If he started bleeding frantically right now — or at any point in however long this scene ends up going on — I would not have been (will not be) at all surprised.

 

He displayed, I realized, the exact symptoms of the New Flesh from Videodrome, as if the whole Internet amounted to no more than what VHS and TV, in the end, amounted to. He was a character cribbed literally from David Cronenberg, without even minor adaptation or reinterpretation — like an actor made up to star in one film who, because shooting got done a bit early one day, wandered across the lot and onto another set and slipped into the shooting of a completely different film, in exactly the same role, to everyone’s apparent satisfaction.

 

It’s a relief to be so totally open, for once, about my influences.

 

Waking me up from this reverie, he says, taking in the sweep of the glass rabbits surrounding us, “You know the little-known story of the Dodge City Genocide?”

 

I have to admit that I do not.

 

“Well,” he says, his bulge fulminating, “it was one of the worst.”

 

I can tell that we’re walking, on our way somewhere.

 

We pass through endless fields of glass rabbits, regarding which he says, “Try to let this metaphor support rather than obscure my point.”

 

I agree to try.

 

“It was,” he says, “an untraceable Genocide, as the worst ones always are.

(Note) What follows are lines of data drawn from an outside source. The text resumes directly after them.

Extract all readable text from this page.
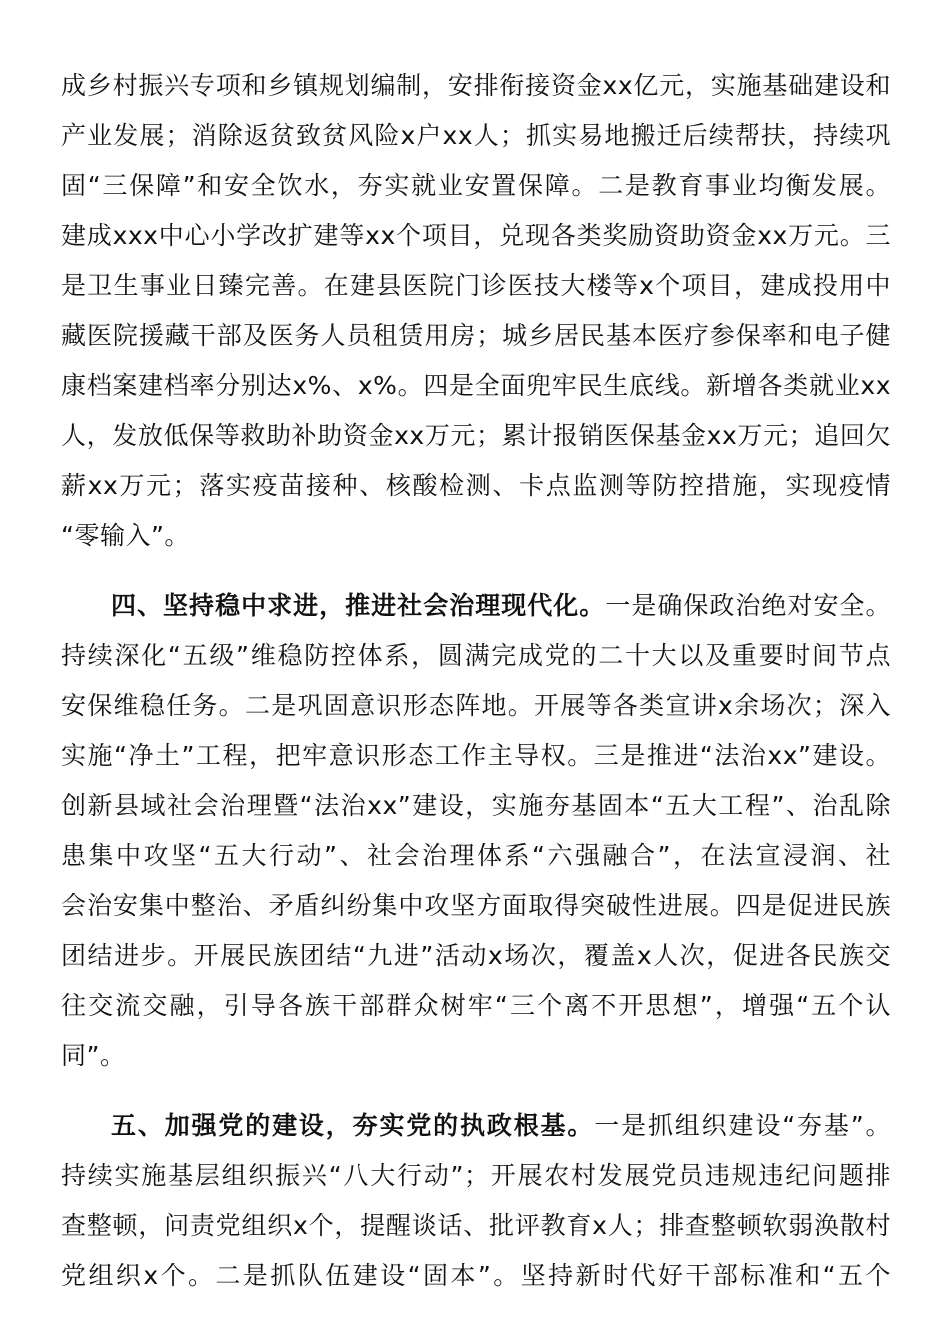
成乡村振兴专项和乡镇规划编制，安排衔接资金xx亿元，实施基础建设和
产业发展；消除返贫致贫风险x户xx人；抓实易地搬迁后续帮扶，持续巩
固“三保障”和安全饮水，夯实就业安置保障。二是教育事业均衡发展。
建成xxx中心小学改扩建等xx个项目，兑现各类奖励资助资金xx万元。三
是卫生事业日臻完善。在建县医院门诊医技大楼等x个项目，建成投用中
藏医院援藏干部及医务人员租赁用房；城乡居民基本医疗参保率和电子健
康档案建档率分别达x%、x%。四是全面兜牢民生底线。新增各类就业xx
人，发放低保等救助补助资金xx万元；累计报销医保基金xx万元；追回欠
薪xx万元；落实疫苗接种、核酸检测、卡点监测等防控措施，实现疫情
“零输入”。
四、坚持稳中求进，推进社会治理现代化。一是确保政治绝对安全。
持续深化“五级”维稳防控体系，圆满完成党的二十大以及重要时间节点
安保维稳任务。二是巩固意识形态阵地。开展等各类宣讲x余场次；深入
实施“净土”工程，把牢意识形态工作主导权。三是推进“法治xx”建设。
创新县域社会治理暨“法治xx”建设，实施夯基固本“五大工程”、治乱除
患集中攻坚“五大行动”、社会治理体系“六强融合”，在法宣浸润、社
会治安集中整治、矛盾纠纷集中攻坚方面取得突破性进展。四是促进民族
团结进步。开展民族团结“九进”活动x场次，覆盖x人次，促进各民族交
往交流交融，引导各族干部群众树牢“三个离不开思想”，增强“五个认
同”。
五、加强党的建设，夯实党的执政根基。一是抓组织建设“夯基”。
持续实施基层组织振兴“八大行动”；开展农村发展党员违规违纪问题排
查整顿，问责党组织x个，提醒谈话、批评教育x人；排查整顿软弱涣散村
党组织x个。二是抓队伍建设“固本”。坚持新时代好干部标准和“五个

No visible bodies, no one to say for sure that it happened.”

 

My silence inspires, or at least permits, him to continue.

 

“In the middle part of the last century, some Elements came to Power in Dodge City that set about purging the place utterly of what they termed Ghost Detritus. They were heavily influenced by the theology of Daniel Paul Schreber, who wrote endlessly and, for them, convincingly, about, depending on what translation you use, a highly undesirable demographic of ‘Floating Trash People.'”

 

Internethead buzzes and shivers in a way that I’d describe as Nearing the Edge of the Human. Then he goes on:

 

“This Element turned its dark attention to this demographic in Dodge City, dubbing it Ghost Detritus so as to avoid any translation ambiguities, and set about radically exterminating it. The thing is, this Ghost Detritus left no record. Their bodies — living and dead alike — do not show up in photographs. There is no record of their ever having possessed residences or objects of any kind … families, jobs … no trace. So, you won’t be surprised to hear, this Genocide has been especially easy to Deny.”

 

We’re standing beside a car now, and I know it’s only a matter of time until Internethead tells me to get in.

 

“Most of the citizens of Dodge City, if you ask them about it, will manifest no difficulty in Denying that this Genocide ever, in any form, occurred. The chilly presence of Ghost Detritus drifts naturally in and out with the winds of history, is the most you’ll likely hear, from anyone, on this topic.”

 

“Aw, I bet you say that to all the towns,” I half want to tell him, but he has a gravity that’s hard to interrupt. It’s hard to know whether a man who’s made it to the End of the Internet ought to be the first or the last one you listen to.

 

Now he’s opening up the car, dabbing his New Flesh with a handkerchief. He might be crying.

 

He says that he’s going to drive me way out into the desert, to see the remnants of the City that once was. “It’s some Prelapsarian, if that’s the word, shit,” he promises. “From before the Genocide. You will not, I promise, feel like Denying what happened after you’ve seen it.”

 

I initially express concern about being driven “way out into the desert” by a complete stranger such as he, but he just laughs and says, “Man, where I’ve been, I’ve seen and done it all … all I ever wanted to do and then some. It’s out of my system.”

 

He makes a fluttering motion with one hand, to show that “It,” whatever had been in his system and that I’d been afraid might pose a threat to me, has gone off to join the other air.

 

“Sorry about the mess,” he says, indicating the Qdoba bags that I’ll have to clear away to sit down on the passenger seat.

 

I exhale as he starts the car. Glass rabbits crunch as he backs up. I worry about the tires, surprised to find that I now very much hope we get where he wants us to go and aren’t halted by a flat on the way.